Before I could let his words sink in, a knock on the door interrupted our conversation. Michael popped his head inside. An irritated expression on his face. "He is awake. But he is still reciting the same thing. Over and over. And. I. Don't. Get. Paid. Enough" He concluded with a sigh.

"Beat him some more," Wes suggested. Michael gave him a, 'Are you kidding me look?'

"Wait. I will go talk to him in the morning. Let him be for now" I offered. Michael nodded and turned before going out of the room, "I think you made the right decision. Jen shouldn't be with you"

He went away before Wes's flying boot could hit him. "I don't get why you put up with him. He is annoying"

I chuckled softly. "You know exactly why" A saddens gripped my heart.

My heartfelt strange for a few days. And my eyes kept getting itchy at random things. Like I was some teenager having hormonal disbalance.

"What exactly are you looking for though? We caught the man behind all the drug racket and attacked Jen" Wes asked curiously.

"I don't know Wes. But I have got a feeling. That he was caught too easily"

*********

Jen's pov:

I glared at Alissa herself. Bingo! This is exactly what I needed in my life. Thank you for such warm blessings, Jesus. I gritted my jaw when she smirked.

Can I let it loose today? Can I punch her? Will it ruin my impression in media?

"What are you doing here?" I asked. The punching can wait.

"The reunion duh. Well, I didn't know we shared the same high school" Alissa said tapping her chin. Strange. It looks she genuinely spoke to me for a long time.

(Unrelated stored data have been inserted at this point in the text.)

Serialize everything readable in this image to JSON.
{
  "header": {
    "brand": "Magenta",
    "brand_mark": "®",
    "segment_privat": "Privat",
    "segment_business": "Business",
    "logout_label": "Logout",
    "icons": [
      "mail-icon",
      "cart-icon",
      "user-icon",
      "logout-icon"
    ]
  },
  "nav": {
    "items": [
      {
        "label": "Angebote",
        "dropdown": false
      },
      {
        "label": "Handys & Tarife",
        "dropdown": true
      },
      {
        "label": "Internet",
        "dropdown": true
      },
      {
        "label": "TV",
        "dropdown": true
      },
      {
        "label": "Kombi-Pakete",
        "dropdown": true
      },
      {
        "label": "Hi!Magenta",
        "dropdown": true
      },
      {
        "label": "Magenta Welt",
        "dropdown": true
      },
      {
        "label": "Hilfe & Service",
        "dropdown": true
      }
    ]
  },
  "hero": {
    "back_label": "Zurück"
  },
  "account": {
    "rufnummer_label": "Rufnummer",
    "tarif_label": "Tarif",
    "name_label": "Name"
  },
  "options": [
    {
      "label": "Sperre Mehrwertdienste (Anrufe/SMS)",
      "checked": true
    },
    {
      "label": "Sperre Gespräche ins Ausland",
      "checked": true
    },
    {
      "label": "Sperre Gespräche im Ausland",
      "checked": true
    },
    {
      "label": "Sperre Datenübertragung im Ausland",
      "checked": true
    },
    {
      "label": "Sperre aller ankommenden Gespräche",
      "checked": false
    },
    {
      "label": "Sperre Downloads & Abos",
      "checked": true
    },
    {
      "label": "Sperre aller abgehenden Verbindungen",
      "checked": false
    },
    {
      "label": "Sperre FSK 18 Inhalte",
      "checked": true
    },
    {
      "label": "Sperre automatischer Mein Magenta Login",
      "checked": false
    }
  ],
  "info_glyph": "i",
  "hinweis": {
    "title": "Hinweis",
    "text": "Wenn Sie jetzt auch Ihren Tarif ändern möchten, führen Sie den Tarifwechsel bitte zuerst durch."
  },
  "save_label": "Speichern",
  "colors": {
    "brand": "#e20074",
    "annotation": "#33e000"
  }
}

"You don't seem too bitchy today"

Captain, what have you done with me? I have no control over my mouth filter! I am losing my professionalism. After all, she is a model in my company and one of the reasons for our company's brand value.

She disposed of my remark with a chuckle. This is getting stranger.

"I am happy Jen. Nothing can affect me right now"

"Huh-uh. Well, would it affect you if I broke your teeth" I snapped. Lord, I need to stop!

"He did let you go right? I knew this would happen. Let me give you some advice. It's good for you. Captain has a past you will never be able to handle. It will break your heart more"

"What? What do you mean?" I was suddenly desperate for the answer.

She smiled at me sadly. "Oh, Jen...you do love him. To be honest, Ralph and Clint do not deserve you"

"Just tell me what you meant by that!" If it wasn't obvious before that I was desperate. It was now. I was holding onto her arm.

"I have known him for a while. And I know all of him. The good and bad. I deserve him" She said and untangled herself from my hands.

She walked away smiling happily, unfazed by my earlier actions. While I looked at her back in shock.